Finz was rerouted to the Philippine island of Leyte and tasked with repatriating Filipinos who had been driven from their homes during the war. After a number of months, Finz was called upon by his commanding officer for a somewhat unconventional assignment. With just a high school diploma, he was given the job of gathering a court-marshal board to handle trials for the G.I.s who were in their guard houses and jails.
Finz tried the cases and earned 1st lieutenant honors before his discharge in August 1946 and met his soon-to-be wife Pearl after leaving the service.
When Finz returned home, he enrolled at New York University on the G.I. Bill majoring in history and English and passed the New York State bar examination in 1951. He also joined the local Associated Musicians of Greater New York in a band that was seeking a saxophone player who could sing.
While playing gigs five times a week as a singer and a musician, Finz met Al Jolson after a 1949 show in Milwaukee, who complimented his style.
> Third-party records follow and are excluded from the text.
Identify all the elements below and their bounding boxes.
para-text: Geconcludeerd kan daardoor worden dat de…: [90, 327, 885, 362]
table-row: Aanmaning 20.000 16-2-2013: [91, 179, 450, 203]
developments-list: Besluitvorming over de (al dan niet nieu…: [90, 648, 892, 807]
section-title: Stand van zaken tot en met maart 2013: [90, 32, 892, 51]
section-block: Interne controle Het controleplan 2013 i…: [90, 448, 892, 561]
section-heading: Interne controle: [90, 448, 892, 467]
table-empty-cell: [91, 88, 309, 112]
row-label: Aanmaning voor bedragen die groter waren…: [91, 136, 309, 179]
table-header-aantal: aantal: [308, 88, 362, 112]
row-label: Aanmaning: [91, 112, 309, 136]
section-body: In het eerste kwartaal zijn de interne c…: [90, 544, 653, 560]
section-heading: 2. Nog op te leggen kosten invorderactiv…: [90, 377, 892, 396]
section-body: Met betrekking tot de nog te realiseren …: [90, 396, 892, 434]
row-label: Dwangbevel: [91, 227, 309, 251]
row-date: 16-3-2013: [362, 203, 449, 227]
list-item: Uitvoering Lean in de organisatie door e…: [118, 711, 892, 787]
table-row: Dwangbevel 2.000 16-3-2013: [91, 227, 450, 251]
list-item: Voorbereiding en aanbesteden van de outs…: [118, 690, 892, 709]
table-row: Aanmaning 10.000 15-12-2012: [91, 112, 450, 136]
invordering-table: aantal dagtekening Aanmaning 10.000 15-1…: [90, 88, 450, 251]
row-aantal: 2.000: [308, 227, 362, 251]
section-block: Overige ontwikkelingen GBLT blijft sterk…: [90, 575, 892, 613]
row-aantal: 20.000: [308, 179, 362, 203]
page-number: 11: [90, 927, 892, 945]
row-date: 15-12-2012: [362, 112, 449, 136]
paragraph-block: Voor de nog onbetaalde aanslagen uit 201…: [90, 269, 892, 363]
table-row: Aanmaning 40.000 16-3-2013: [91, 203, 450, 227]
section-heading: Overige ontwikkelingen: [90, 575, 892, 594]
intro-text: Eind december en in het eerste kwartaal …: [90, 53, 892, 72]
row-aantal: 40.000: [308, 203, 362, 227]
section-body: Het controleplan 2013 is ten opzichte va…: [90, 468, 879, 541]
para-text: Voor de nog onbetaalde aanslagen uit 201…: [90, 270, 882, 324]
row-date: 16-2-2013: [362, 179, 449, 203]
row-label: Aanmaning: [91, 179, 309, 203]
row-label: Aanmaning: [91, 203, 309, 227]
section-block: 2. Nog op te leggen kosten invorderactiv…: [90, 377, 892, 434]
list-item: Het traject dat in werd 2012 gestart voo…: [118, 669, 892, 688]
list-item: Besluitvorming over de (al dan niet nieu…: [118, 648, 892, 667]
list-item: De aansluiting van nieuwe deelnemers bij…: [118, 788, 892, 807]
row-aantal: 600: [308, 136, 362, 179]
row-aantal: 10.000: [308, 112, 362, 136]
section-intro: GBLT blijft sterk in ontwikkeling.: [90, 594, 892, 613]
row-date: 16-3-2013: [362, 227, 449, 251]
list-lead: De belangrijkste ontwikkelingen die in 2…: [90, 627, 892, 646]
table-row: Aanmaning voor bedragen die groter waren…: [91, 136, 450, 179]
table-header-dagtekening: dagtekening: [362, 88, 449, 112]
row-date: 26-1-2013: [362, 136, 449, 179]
Finz was later invited to sing at the Al Jolson memorial concert at Madison Square Garden after the singer’s death in 1950.
Finz’s law career rose to the point where he ran for Congress in 1962 and became President John F. Kennedy’s spokesman in Queens and Nassau on Medicare, which would later be passed under President Lyndon B. Johnson. He was elected as a judge to the New York City Civil Court in 1965 before being elected to the State Supreme Court, where he served until 1978.
Finz also had four published books to his name, including “Arrowhead” (2005), “The Paragon Conspiracy” (2011), “Reservation to Kill” (2013) and “The Greatest Day of My Life” (2017).
Last summer, the Manhasset resident was honored with an induction into the United States Army Officer Candidate School Hall of Fame on July 23 at the historic Gracewood Mansion.
“We had 60 million Americans in uniform during WWII. What we have left today is less than 1% of that total and we are losing (more) at the rate of 350 to 400 veterans a day. Now most of those veterans who are still with us are either in VA homes or in nursing homes or disabled,” Finz said at the time.
“We’re all in our mid-to-upper 90s, and we are really a vanishing breed. I’ll leave the higher authority to (decide) when I will fall statistically into that group known as the vanished breed,” he said.
Finz is survived by his two children, four grandchildren and two great-grandchildren. He was preceded in death by his wife, Pearl, in 2016.